E.W. Jackson, a Virginian who was consecrated a bishop by his nondemoninational church called Exodus Faith Ministries International, has announced his candidacy for the U.S. Senate.
A press release from Jackson’s campaign says he is seeking public office “to restore fiscal sanity, constitutionally limited government, and to fight for a sound energy policy that will allow Virginia to mine its coal and drill for its offshore oil.”
And God said, “Let there be offshore drilling.” The press release didn’t go on to say the clerical candidate would “seek justice, love mercy and walk humbly with God,” or make any biblical campaign promises.
Not that there’s anything wrong, constitutionally speaking, with a clergy person running for public office. Every U.S. citizen over the age of 30 is free to seek election to the U.S. Senate.
As we all know, the ordained can even run for president.
Recent American history is scattered with high-profile political candidates who at some point earlier in their lives had been ordained and/or had led worshipping congregations.
Jesse Jackson, often still identified as the Rev. Jesse Jackson, even though he has never served a church and was ordained by a Baptist church way back in 1968, ran for president in 1984 and 1988.
Pat Robertson, who was ordained a Southern Baptist minister in 1961 and who did lead a couple of small congregations early in his career, ran for president in 1988.
Ordained or not, none of those men were serving as clergy at the time of their candidacies -- though I suppose you could argue that they played clergy on TV.
Mike Huckabee, pastor of two Southern Baptist churches in Arkansas and former president of the Arkanas Baptist Convention, did serve as governor of Arkansas for two terms. He ran for president in 2008 and likely will again next year.
But he quit the pulpit before he ran for public office in Arkansas, and the only pulpit he serves now is the one on Fox News.

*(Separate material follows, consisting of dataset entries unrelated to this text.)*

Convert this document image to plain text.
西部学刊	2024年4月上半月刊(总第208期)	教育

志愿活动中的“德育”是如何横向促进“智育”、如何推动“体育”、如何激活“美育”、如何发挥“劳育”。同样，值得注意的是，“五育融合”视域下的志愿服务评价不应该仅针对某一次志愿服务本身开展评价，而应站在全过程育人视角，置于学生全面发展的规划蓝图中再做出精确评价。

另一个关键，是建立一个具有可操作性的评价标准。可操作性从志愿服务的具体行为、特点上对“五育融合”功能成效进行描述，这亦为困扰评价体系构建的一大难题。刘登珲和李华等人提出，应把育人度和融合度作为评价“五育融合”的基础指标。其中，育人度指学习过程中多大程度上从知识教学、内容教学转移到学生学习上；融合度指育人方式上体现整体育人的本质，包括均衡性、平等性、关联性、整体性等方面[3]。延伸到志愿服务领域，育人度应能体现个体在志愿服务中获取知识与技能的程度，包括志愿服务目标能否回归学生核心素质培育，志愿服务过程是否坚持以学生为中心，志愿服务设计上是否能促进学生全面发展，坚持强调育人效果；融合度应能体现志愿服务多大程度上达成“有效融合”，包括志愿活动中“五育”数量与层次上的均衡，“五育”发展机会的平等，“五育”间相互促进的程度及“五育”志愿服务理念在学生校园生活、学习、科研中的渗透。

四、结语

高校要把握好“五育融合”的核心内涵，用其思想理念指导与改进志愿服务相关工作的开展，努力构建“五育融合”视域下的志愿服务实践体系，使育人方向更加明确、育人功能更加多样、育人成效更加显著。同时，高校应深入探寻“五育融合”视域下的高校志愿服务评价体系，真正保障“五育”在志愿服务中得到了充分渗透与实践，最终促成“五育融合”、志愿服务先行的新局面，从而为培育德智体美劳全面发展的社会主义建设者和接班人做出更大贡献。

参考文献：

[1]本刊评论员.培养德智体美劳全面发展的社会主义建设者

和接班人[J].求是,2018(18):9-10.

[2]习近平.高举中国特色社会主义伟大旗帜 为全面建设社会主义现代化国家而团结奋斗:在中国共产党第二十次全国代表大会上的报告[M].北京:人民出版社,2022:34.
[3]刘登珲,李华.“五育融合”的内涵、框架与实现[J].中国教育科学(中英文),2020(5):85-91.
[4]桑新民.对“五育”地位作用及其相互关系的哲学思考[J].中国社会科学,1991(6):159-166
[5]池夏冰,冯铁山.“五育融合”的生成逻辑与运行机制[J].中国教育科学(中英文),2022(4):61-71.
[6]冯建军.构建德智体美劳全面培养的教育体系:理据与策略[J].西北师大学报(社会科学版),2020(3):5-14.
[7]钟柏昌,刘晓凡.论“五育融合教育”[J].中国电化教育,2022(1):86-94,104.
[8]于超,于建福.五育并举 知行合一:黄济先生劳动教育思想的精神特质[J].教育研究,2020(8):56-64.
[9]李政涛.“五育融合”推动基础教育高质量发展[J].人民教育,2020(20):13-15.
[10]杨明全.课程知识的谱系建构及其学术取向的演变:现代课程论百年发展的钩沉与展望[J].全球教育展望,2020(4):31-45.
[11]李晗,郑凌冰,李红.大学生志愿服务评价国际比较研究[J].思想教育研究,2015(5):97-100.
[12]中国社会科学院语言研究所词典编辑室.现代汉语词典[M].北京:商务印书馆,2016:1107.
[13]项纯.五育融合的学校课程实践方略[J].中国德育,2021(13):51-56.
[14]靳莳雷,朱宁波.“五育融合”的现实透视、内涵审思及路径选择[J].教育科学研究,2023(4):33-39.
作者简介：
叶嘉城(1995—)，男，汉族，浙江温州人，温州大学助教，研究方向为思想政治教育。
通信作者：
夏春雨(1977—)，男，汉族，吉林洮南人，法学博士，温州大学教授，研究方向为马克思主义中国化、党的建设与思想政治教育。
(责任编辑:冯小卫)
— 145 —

I can think of only one recent example of an elected official who wore a collar: Robert Drinan, a Jesuit priest who served five terms in Congress until 1980, when Pope John Paul II ordered him to quit. The Vatican said the pope was merely enforcing a provision of canon law forbidding priests to hold elective office.
Seems like a good rule.
Before he announced his own candidacy, Jackson drew some clear lines between clergy and candidate. During the 2008 presidential election, he was asked why his church did not endorse candidates or parties.
“My job,” he told the Christian Newswire, “is to help Christians view life—which includes politics and public policy—from a Biblical worldview and to discern the truth. They can draw their own conclusions about how to vote.”
Jackson says he discussed his candidacy with his congregation and no one sees a potential conflict of interest. He says he doesn’t plan to resign his pulpit either during his campaign or in the event he is elected to the Senate.
“We don’t see any reason why I shouldn’t be able to serve the congregation and also serve my country,” Jackson said.
Any clergy person has a right to run for public office. Should he?
Does a person called to ministry by the highest authority automatically lose credibility or mitigate his or her moral authority by seeking earthly political power?
By seeking to be elected an officer of the state, does a clergy person surrender what Dr. Martin Luther King Jr. called the minister’s prophetic role as “conscience of the state.”
Put more bluntly, can the ordained really serve God and government?